Ze staken vlug de open vlakte open en bereikten de overkant.
Eerste Kerstdag keek naar de stenen en het duizelde hem; zo ver als ze naar links en rechts doorliepen.
Fluffy verdween in een gaatje in de muur en Eerste Kerstdag volgde hem. Hij voelde eerst een luchtstroom, maar die was warm en toen deze stopte, werd het nog warmer.
Hij stapte de opening in de muur uit en keek om zich heen. Hij had nog nooit zoiets gezien en het was zo overweldigend dat hij niet wist waar te kijken.
"Dat is de boom," wees Fluffy, "en die versieren ze altijd met allerhande dingen, de meeste oneetbaar maar soms stoppen ze er ook eetbare dingen in. En al die goudkleurige versieringen en die lichtjes zijn er alleen rond Kerst. En dat daar is de stal. Er staan soms mensen in, maar daar heb je nooit last van. Ze zien ons toch niet tussen het stro en we kunnen altijd schuilen achter de ezel of de os."
"De wie?" vroeg Eerste Kerstdag, maar Fluffy was al weggerend en Eerste Kerstdag holde achter hem aan.
"Dit is mijn vriend," zei Fluffy tegen de ezel en de os. "Is het goed dat hij hier is?"
"Prima, hoor," zei de os. "Er zijn nog veel meer gasten dit jaar."
"Werkelijk?"
"Dit jaar?" vroeg Eerste Kerstdag.
"Het is ieder jaar," zei de os. "Dit jaar zijn er ook kippen en geiten en ik heb ook een muis gezien." Hij keek rond, zei dan: "Daar zit hij!"
"Hallo!" zei de muis. "Hoe kom jij hier?"
"En hoe kom jij hier?" wilde Eerste Kerstdag weten.
"Hier is veel meer eten dan bij jou!"
"Dit is Eerste Kerstdag," zei Fluffy en verdween in het stro rond de poten van de os.
"Eerste Kerstdag?" zei de ezel. "Is dat jouw naam?"
Eerste Kerstdag knikte.
"Dat is heel bijzonder. Dan ben je deel van Kerstmis, net zoals wij en alle andere dieren."
"En wat is precies, dat Kerstmis?"
"Kerst is het feest van God. Hij kwam zelf naar de aarde toe om op te treden tegen onrecht. En met Kerst is alles licht, verlicht, met duizenden lichtjes, om het licht van God in de duistere wereld te brengen."
"En wie is God?"
"God is de Schepper. Hij heeft ons geschapen. Jou, mij, de muis en de os... ons allemaal."
Eerste Kerstdag keek met ontzag naar de ezel. Dat klonk heel mooi. Hij begreep het wel niet, maar het klonk heel mooi.



Het was inderdaad zoals Fluffy had gezegd: het was warm, het stro lag zacht en de os en de ezel waakten over hun. Zo verliepen een paar knusse dagen, maar dan zei de ezel: "Nu gaat het beginnen! Het is nu jouw dag, Eerste Kerstdag! Wees niet bang!"

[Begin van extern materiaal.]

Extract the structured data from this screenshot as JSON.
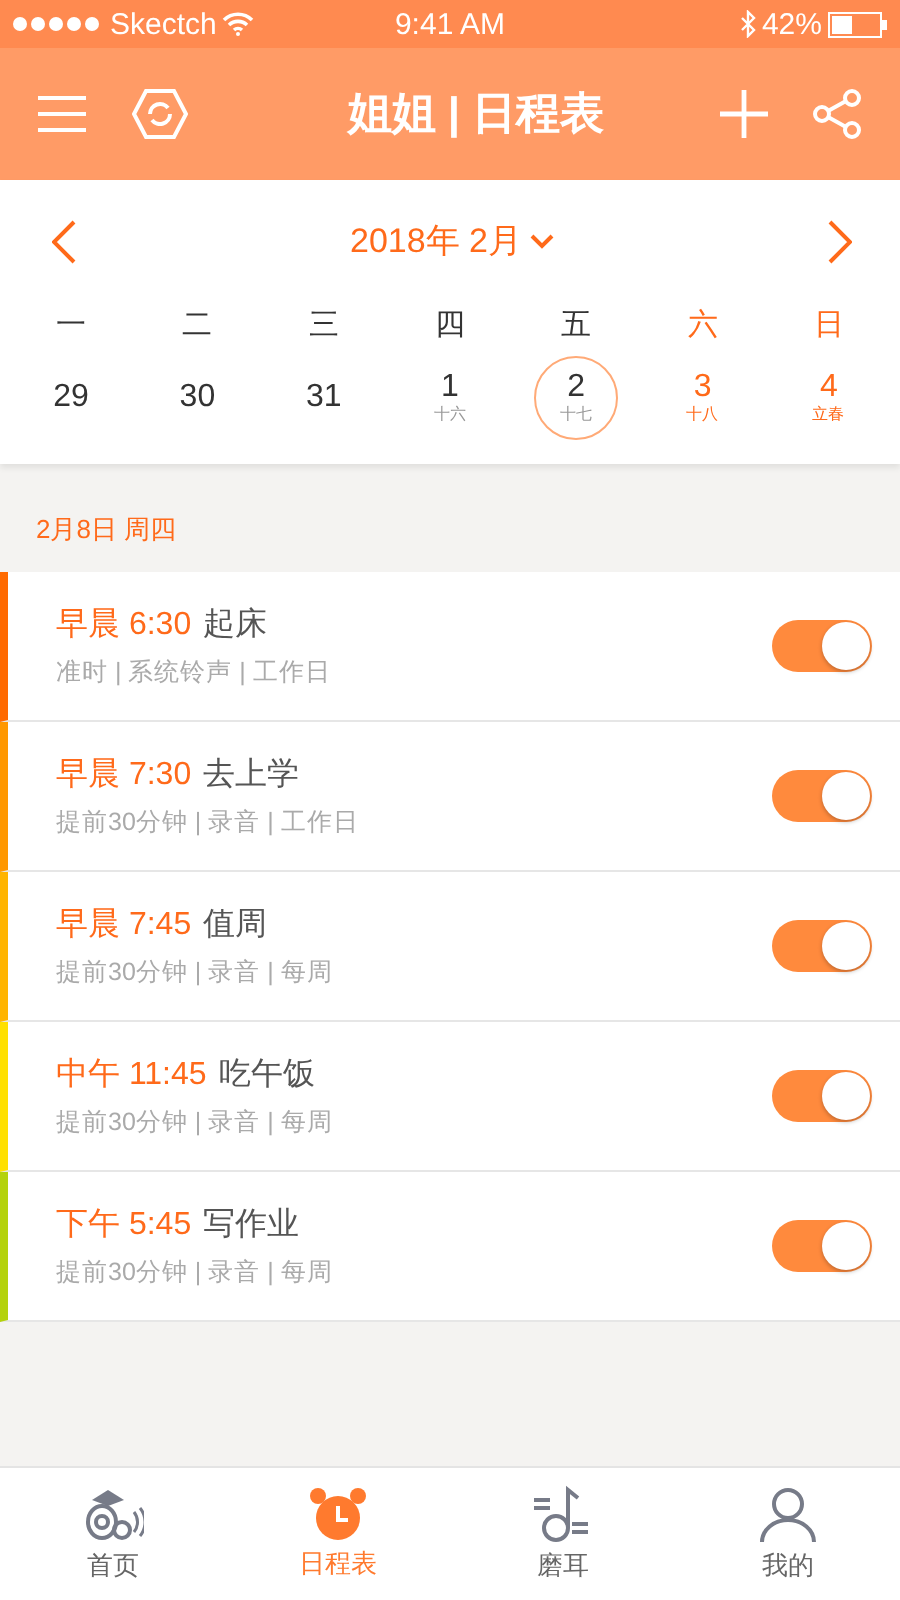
{
  "status_bar": {
    "carrier": "Skectch",
    "time": "9:41 AM",
    "battery": "42%"
  },
  "nav": {
    "title": "姐姐 | 日程表"
  },
  "calendar": {
    "month": "2018年 2月",
    "weekdays": [
      {
        "label": "一",
        "weekend": false
      },
      {
        "label": "二",
        "weekend": false
      },
      {
        "label": "三",
        "weekend": false
      },
      {
        "label": "四",
        "weekend": false
      },
      {
        "label": "五",
        "weekend": false
      },
      {
        "label": "六",
        "weekend": true
      },
      {
        "label": "日",
        "weekend": true
      }
    ],
    "days": [
      {
        "day": "29",
        "weekend": false,
        "selected": false
      },
      {
        "day": "30",
        "weekend": false,
        "selected": false
      },
      {
        "day": "31",
        "weekend": false,
        "selected": false
      },
      {
        "day": "1",
        "lunar": "十六",
        "weekend": false,
        "selected": false
      },
      {
        "day": "2",
        "lunar": "十七",
        "weekend": false,
        "selected": true
      },
      {
        "day": "3",
        "lunar": "十八",
        "weekend": true,
        "selected": false
      },
      {
        "day": "4",
        "lunar": "立春",
        "weekend": true,
        "selected": false
      }
    ]
  },
  "section_date": "2月8日  周四",
  "schedules": [
    {
      "time": "早晨 6:30",
      "title": "起床",
      "details": "准时 | 系统铃声 | 工作日",
      "color": "#ff6a00",
      "on": true
    },
    {
      "time": "早晨 7:30",
      "title": "去上学",
      "details": "提前30分钟 | 录音 | 工作日",
      "color": "#ff9800",
      "on": true
    },
    {
      "time": "早晨 7:45",
      "title": "值周",
      "details": "提前30分钟 | 录音 | 每周",
      "color": "#ffb400",
      "on": true
    },
    {
      "time": "中午 11:45",
      "title": "吃午饭",
      "details": "提前30分钟 | 录音 | 每周",
      "color": "#ffe000",
      "on": true
    },
    {
      "time": "下午 5:45",
      "title": "写作业",
      "details": "提前30分钟 | 录音 | 每周",
      "color": "#b4d20c",
      "on": true
    }
  ],
  "tabs": [
    {
      "label": "首页",
      "kind": "home",
      "selected": false
    },
    {
      "label": "日程表",
      "kind": "clock",
      "selected": true
    },
    {
      "label": "磨耳",
      "kind": "music",
      "selected": false
    },
    {
      "label": "我的",
      "kind": "user",
      "selected": false
    }
  ]
}
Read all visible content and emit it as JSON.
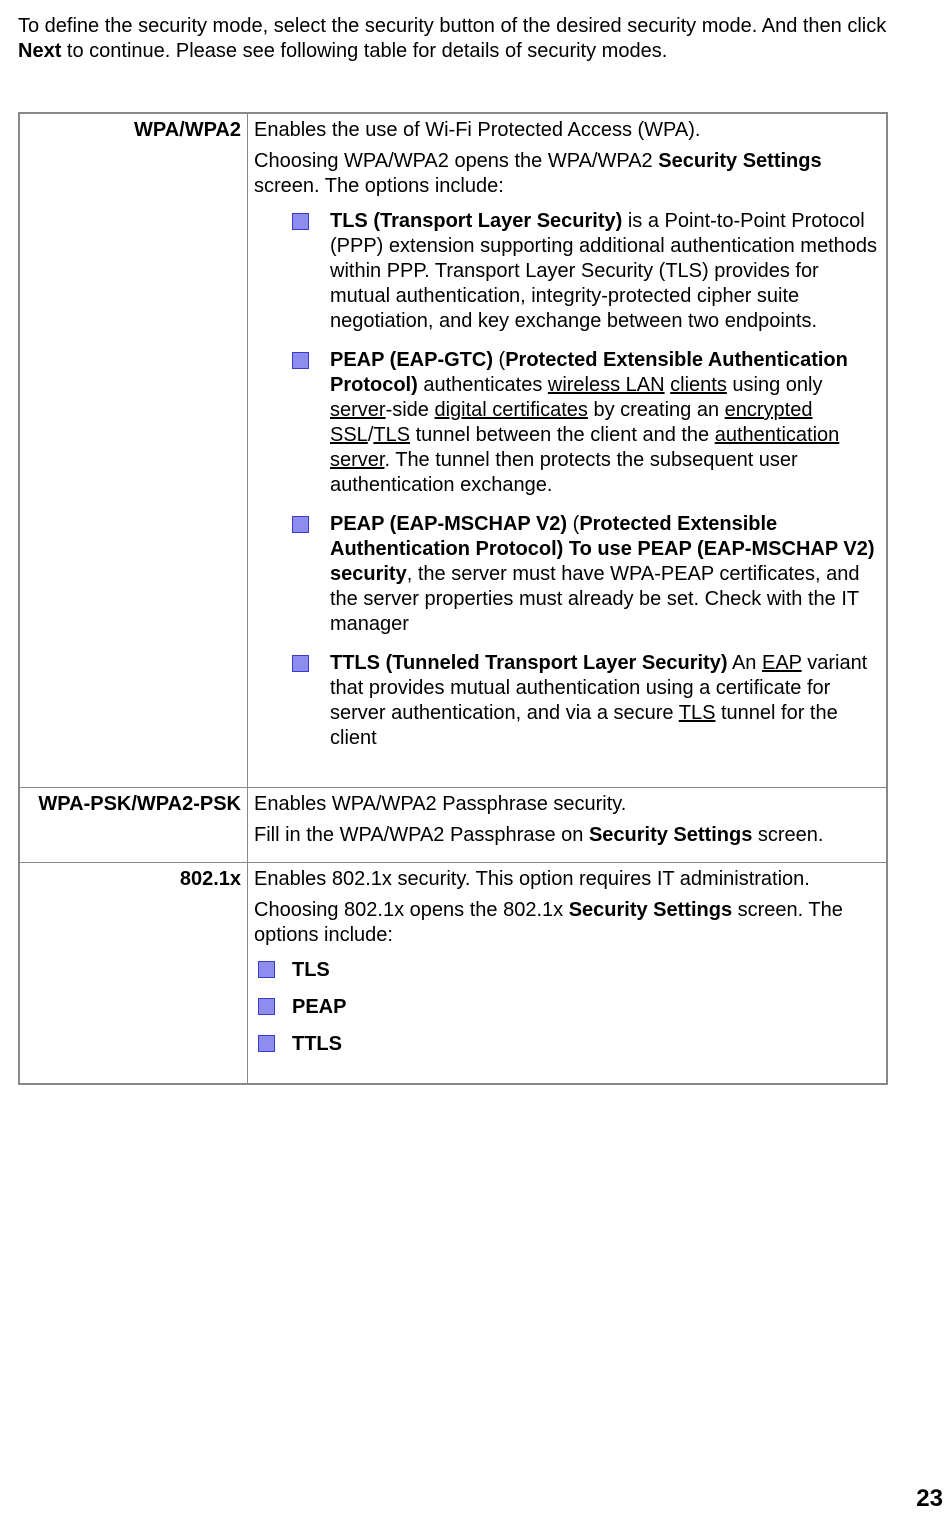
{
  "intro": {
    "prefix": "To define the security mode, select the security button of the desired security mode. And then click ",
    "bold": "Next",
    "suffix": " to continue. Please see following table for details of security modes."
  },
  "table": {
    "row1": {
      "label": "WPA/WPA2",
      "p1": "Enables the use of Wi-Fi Protected Access (WPA).",
      "p2_a": "Choosing WPA/WPA2 opens the WPA/WPA2 ",
      "p2_b": "Security Settings",
      "p2_c": " screen. The options include:",
      "b1_bold": "TLS (Transport Layer Security)",
      "b1_rest": " is a Point-to-Point Protocol (PPP) extension supporting additional authentication methods within PPP. Transport Layer Security (TLS) provides for mutual authentication, integrity-protected cipher suite negotiation, and key exchange between two endpoints.",
      "b2_bold1": "PEAP (EAP-GTC)",
      "b2_gap": "    (",
      "b2_bold2": "Protected Extensible Authentication Protocol)",
      "b2_t1": " authenticates ",
      "b2_u1": "wireless LAN",
      "b2_sp1": " ",
      "b2_u2": "clients",
      "b2_t2": " using only ",
      "b2_u3": "server",
      "b2_t3": "-side ",
      "b2_u4": "digital certificates",
      "b2_t4": " by creating an ",
      "b2_u5": "encrypted",
      "b2_sp2": " ",
      "b2_u6": "SSL",
      "b2_t5": "/",
      "b2_u7": "TLS",
      "b2_t6": " tunnel between the client and the ",
      "b2_u8": "authentication",
      "b2_sp3": " ",
      "b2_u9": "server",
      "b2_t7": ". The tunnel then protects the subsequent user authentication exchange.",
      "b3_bold1": "PEAP (EAP-MSCHAP V2)",
      "b3_paren": " (",
      "b3_bold2": "Protected Extensible Authentication Protocol) To use PEAP (EAP-MSCHAP V2) security",
      "b3_rest": ", the server must have WPA-PEAP certificates, and the server properties must already be set. Check with the IT manager",
      "b4_bold1": "TTLS",
      "b4_gap": "    ",
      "b4_bold2": "(Tunneled Transport Layer Security)",
      "b4_t1": " An ",
      "b4_u1": "EAP",
      "b4_t2": " variant that provides mutual authentication using a certificate for server authentication, and via a secure ",
      "b4_u2": "TLS",
      "b4_t3": " tunnel for the client"
    },
    "row2": {
      "label": "WPA-PSK/WPA2-PSK",
      "p1": "Enables WPA/WPA2 Passphrase security.",
      "p2_a": "Fill in the WPA/WPA2 Passphrase on ",
      "p2_b": "Security Settings",
      "p2_c": " screen."
    },
    "row3": {
      "label": "802.1x",
      "p1": "Enables 802.1x security.   This option requires IT administration.",
      "p2_a": "Choosing 802.1x opens the 802.1x ",
      "p2_b": "Security Settings",
      "p2_c": " screen. The options include:",
      "opt1": "TLS",
      "opt2": "PEAP",
      "opt3": "TTLS"
    }
  },
  "pagenum": "23"
}
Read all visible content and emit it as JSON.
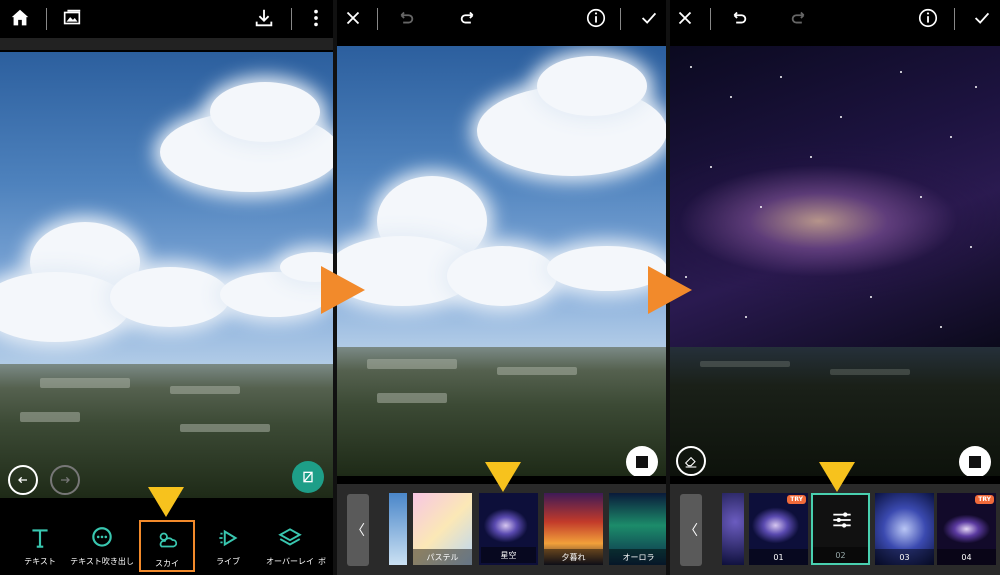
{
  "panel1": {
    "toolbar": [
      {
        "label": "テキスト",
        "icon": "text-icon"
      },
      {
        "label": "テキスト吹き出し",
        "icon": "speech-bubble-icon"
      },
      {
        "label": "スカイ",
        "icon": "sky-icon",
        "selected": true
      },
      {
        "label": "ライブ",
        "icon": "live-icon"
      },
      {
        "label": "オーバーレイ",
        "icon": "overlay-icon"
      },
      {
        "label": "ボ",
        "icon": "partial-icon"
      }
    ]
  },
  "panel2": {
    "sky_options": [
      {
        "label": "パステル"
      },
      {
        "label": "星空",
        "selected": true
      },
      {
        "label": "夕暮れ"
      },
      {
        "label": "オーロラ"
      }
    ]
  },
  "panel3": {
    "presets": [
      {
        "label": "01",
        "try": "TRY"
      },
      {
        "label": "02",
        "selected": true,
        "icon": "adjust-sliders-icon"
      },
      {
        "label": "03"
      },
      {
        "label": "04",
        "try": "TRY"
      }
    ]
  },
  "colors": {
    "accent": "#f28a2b",
    "pointer": "#f7c21d",
    "selection": "#49d0b0",
    "try_badge": "#f06a3a"
  }
}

Eerste Kerstdag wist niet wat hij bedoelde, maar dan hoorde hij een geruis, een rumoer, een kabaal, een lawaai... en hij schrok toch.
"Het is goed," suste de ezel. "Het zijn de mensen maar."
Eerste Kerstdag had nog nooit zoveel baasjes bij elkaar gezien en hij school achter de poten van de ezel.
"Rustig maar," zei de ezel. "Het zijn Maria en Jozef met het kindje maar."
Maar Eerste Kerstdag durfde niet te kijken.
Maar het lawaai verstilde en de ezel zei: "Kijk!"
Eerste Kerstdag keek en hij zag overal lichtjes en lichten en licht. Het was alsof hij zelf verlicht werd en alsof hij de warmte van al die lichtjes kon voelen.
Hij knipperde ertegen, maar de ezel zei: "Kijk, daar!" en hij keek en zag twee baasjes die helemaal in het wit gekleed waren en die in de lucht zweefden.
"Dat zijn de engelen," fluisterde de ezel. "Die maken dromen tot werkelijkheid..."
Eerste Kerstdag voelde zich heel licht en prettig en hij had idee dat hij zelf ook zweefde, zo mooi was het.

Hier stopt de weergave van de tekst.